Love the ‘chaired remote meetings’ - she was on holiday. Nothing learned from Dominic Raab? It’s a really bad look to fuck off on holiday when your dept is meant to be managing a crisis.

What crisis were the DfE meant to be managing?
Please do remember that they do not have any responsibility for schools.

Clavinova · 20/09/2023 14:57

noblegiraffe
”schools closed without warning 31st August”

Clearly not - considering the Daily Mirror 'exclusive' on the 29th August.

It’s a really bad look to .... off on holiday when your dept is meant to be managing a crisis

It's a really bad look for headteachers to have 6 weeks holiday when they haven't filled out their Raac questionnaire - despite several reminders.

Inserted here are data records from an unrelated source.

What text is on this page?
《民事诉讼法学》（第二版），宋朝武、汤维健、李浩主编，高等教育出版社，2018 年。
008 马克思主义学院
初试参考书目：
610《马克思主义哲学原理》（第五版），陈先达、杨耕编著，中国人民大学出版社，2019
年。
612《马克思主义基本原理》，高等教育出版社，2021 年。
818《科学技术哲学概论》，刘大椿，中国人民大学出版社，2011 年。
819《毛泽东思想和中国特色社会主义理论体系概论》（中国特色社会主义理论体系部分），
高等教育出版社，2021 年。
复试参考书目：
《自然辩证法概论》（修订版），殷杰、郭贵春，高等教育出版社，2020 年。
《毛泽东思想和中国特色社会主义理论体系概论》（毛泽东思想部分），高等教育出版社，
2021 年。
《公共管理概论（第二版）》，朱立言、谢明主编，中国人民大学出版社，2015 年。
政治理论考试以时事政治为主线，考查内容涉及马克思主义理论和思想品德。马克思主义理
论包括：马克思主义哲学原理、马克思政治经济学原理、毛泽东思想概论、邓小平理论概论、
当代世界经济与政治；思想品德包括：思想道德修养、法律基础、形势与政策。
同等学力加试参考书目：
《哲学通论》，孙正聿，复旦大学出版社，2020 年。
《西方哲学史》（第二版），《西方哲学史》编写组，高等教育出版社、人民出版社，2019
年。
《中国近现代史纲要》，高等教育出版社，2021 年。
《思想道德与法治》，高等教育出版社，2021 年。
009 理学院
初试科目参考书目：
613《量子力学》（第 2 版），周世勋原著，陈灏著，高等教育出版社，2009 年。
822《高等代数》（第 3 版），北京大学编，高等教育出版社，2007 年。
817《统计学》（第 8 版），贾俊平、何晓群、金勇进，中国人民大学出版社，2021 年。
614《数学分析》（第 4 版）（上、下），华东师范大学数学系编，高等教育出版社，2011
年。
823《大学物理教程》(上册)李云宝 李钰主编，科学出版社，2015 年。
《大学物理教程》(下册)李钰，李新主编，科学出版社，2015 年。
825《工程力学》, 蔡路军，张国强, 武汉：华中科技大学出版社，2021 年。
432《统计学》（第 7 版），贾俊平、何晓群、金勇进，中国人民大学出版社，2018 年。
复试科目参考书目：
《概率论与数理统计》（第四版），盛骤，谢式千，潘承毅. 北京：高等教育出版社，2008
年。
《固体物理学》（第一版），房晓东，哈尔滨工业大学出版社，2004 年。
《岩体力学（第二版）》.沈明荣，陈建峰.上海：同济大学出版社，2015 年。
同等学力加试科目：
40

I remember reading this in your NAO link;
Many estate managers report that they struggle to interest school leaders in the strategic management of their buildings.

everetting · 20/09/2023 15:00

I have long thought a lot of British parents have really low expectations for their children. I bet government ministers would not accept this for their own children.

SDTGisAnEvilWolefGenius · 20/09/2023 15:07

Portakabins are clearly not as good as a properly constructed school building, but they are better than a classroom ceiling collapsing on the kids.

We shouldn’t be focusing on the minister’s daft statements - we should be demanding a public enquiry on why no-one did anything about the RAAC problem years ago, so it could have been dealt with in a planned fashion, with a lot less disruption to the children’s education.

Clavinova · 20/09/2023 15:14

noblegiraffe
Love the ‘chaired remote meetings’ - she was on holiday

The meetings she chaired were held on Saturday, Sunday and Bank Holiday Monday.